Counsellors and clinicians

Developing career adaptability can help in combating the negative effects of racial microaggressions. Counsellors and clinicians may benefit from pursuing work and leadership opportunities that help to build their career adaptability. For example, some of the strengths that are developed when career adaptability is high include looking for opportunities to grow as a person, planning to achieve goals, and learning new skills (Savickas & Porfeli, 2012). Rather than engaging in leadership in response to experiencing racial microaggressions, counsellors and clinicians can choose leadership opportunities that align with their goals, help them grow personally or professionally, and/or help them to learn new skills that serve their long-term career goals.

Limitations and Future Research

Though this study adds to the literature on racial microaggressions, there are still several limitations. First, the study is correlational in design; therefore, causal inferences cannot be made. Also, the study was over-represented by counsellors and clinicians who identified as Black counsellors. Though there were no significant differences based on race or specialty area, this may be due to a lack of diversity in these aspects of the sample. Future studies can further look at the leadership engagement of specific groups (e.g., Latinx psychologists or Native American social workers) to develop more effective interventions. Also, although the RMAS has shown evidence of strong psychometric properties, it needs to be validated in more populations, including counsellors and clinicians of color.
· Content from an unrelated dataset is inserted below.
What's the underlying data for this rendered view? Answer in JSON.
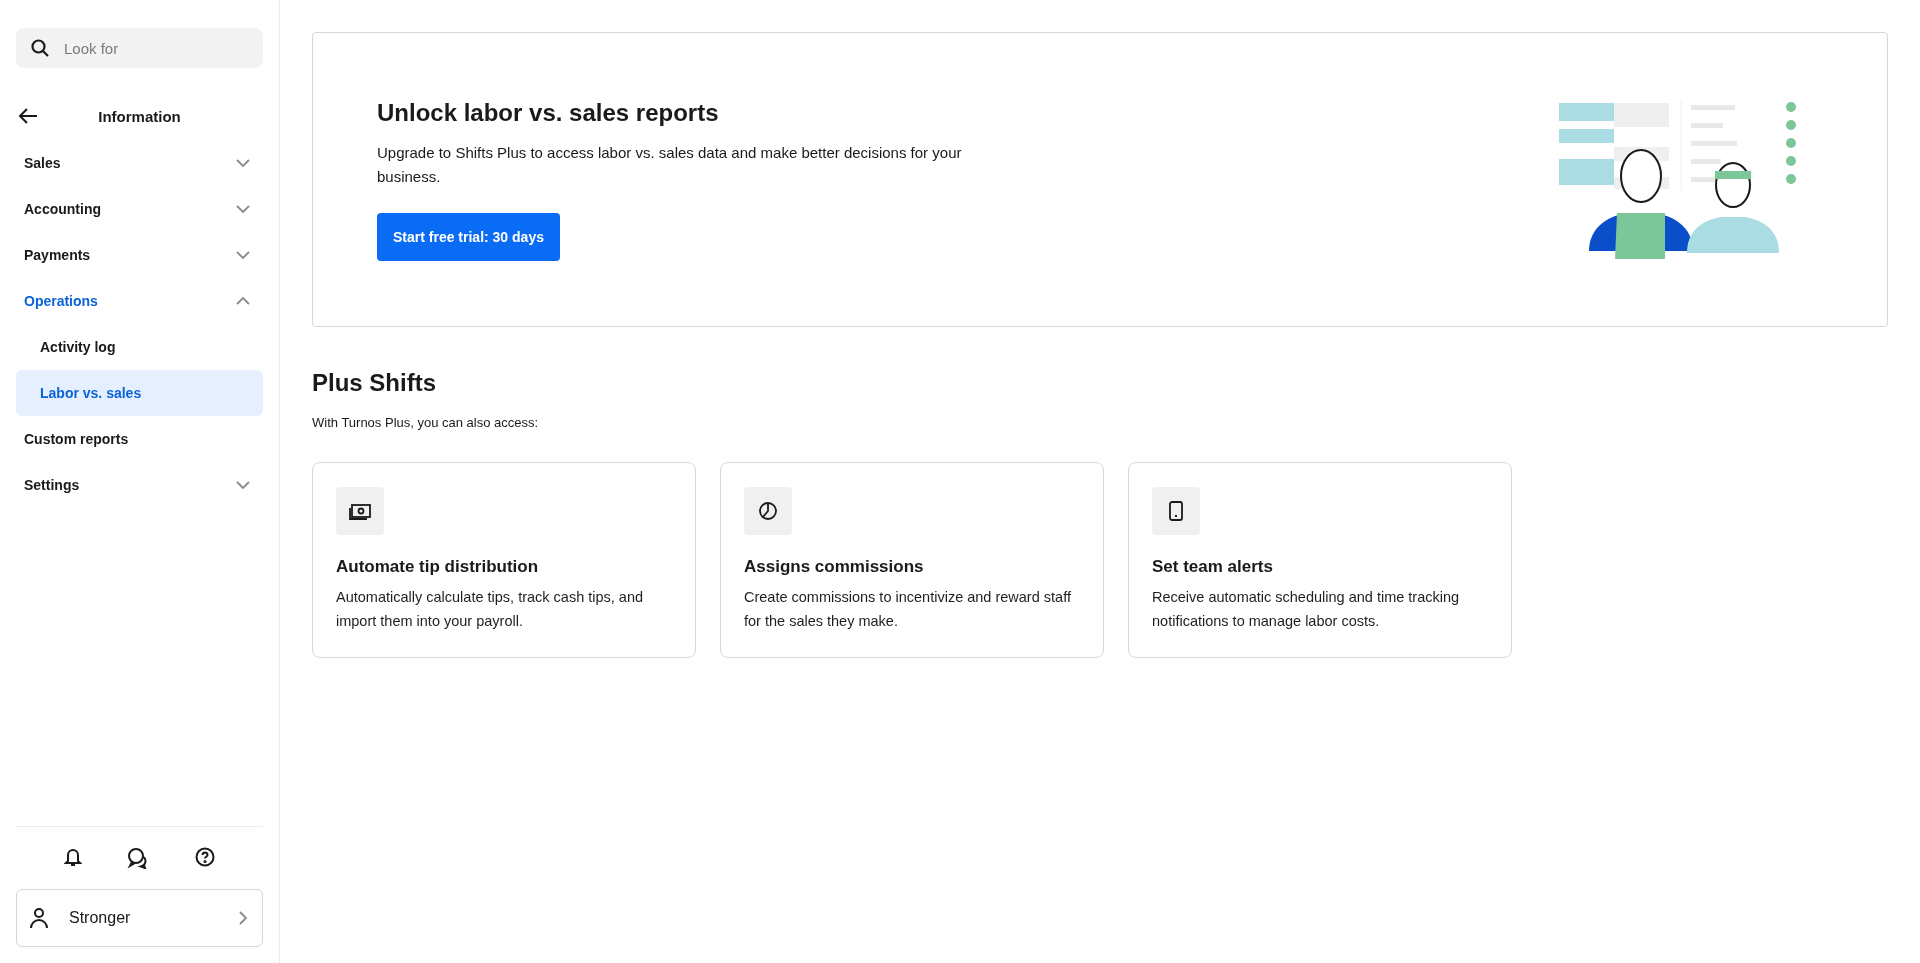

Future studies can conduct confirmatory factor analysis of this scale with minoritized counsellors and clinicians. Similarly, the four items that were used to develop the professional leadership engagement latent variable need to be validated in future research.

In addition, more contextual information is needed regarding racial microaggressions and their influence on counsellors and clinicians of color. Future studies can utilize mixed-method approaches to understand the impact of racial microaggressions on career development and desire to be engaged in the profession by exploring: (a) the settings where racial microaggressions occur for minoritized counsellors and clinicians (e.g., leadership positions at the national level, leadership positions at work),( b) who the aggressor is (clients, peers in the profession, supervisors), and (c) what counsellors and clinicians do when they experience racial microaggressions. Further, the qualitative data used for the thematic analysis was from typed statements to one question on the survey. Future studies can do more in-depth qualitative studies on the barriers for minoritized clinicians to engage in professional leadership. Lastly, data were collected during the coronavirus (COVID-19) pandemic which may have impacted participants’ responses and the generalizability of the findings. Thus, future studies should examine the study’s constructs outside the context of a pandemic.

Conclusions

In sum, this study quantitatively explored the impact of racial microaggressions on racially marginalized clinicians and qualitatively examined the reason why racially marginalized clinicians choose not to engaged in leadership. With the increased demand for counsellors and clinicians of color to engage in professional leadership, it is critical that counselling and mental health organizations understand the impact of racial microaggressions and career adaptability. Counseling and mental health organizations have a unique opportunity to support counsellors and clinicians of color who have experienced racial microaggressions and foster their career adaptability.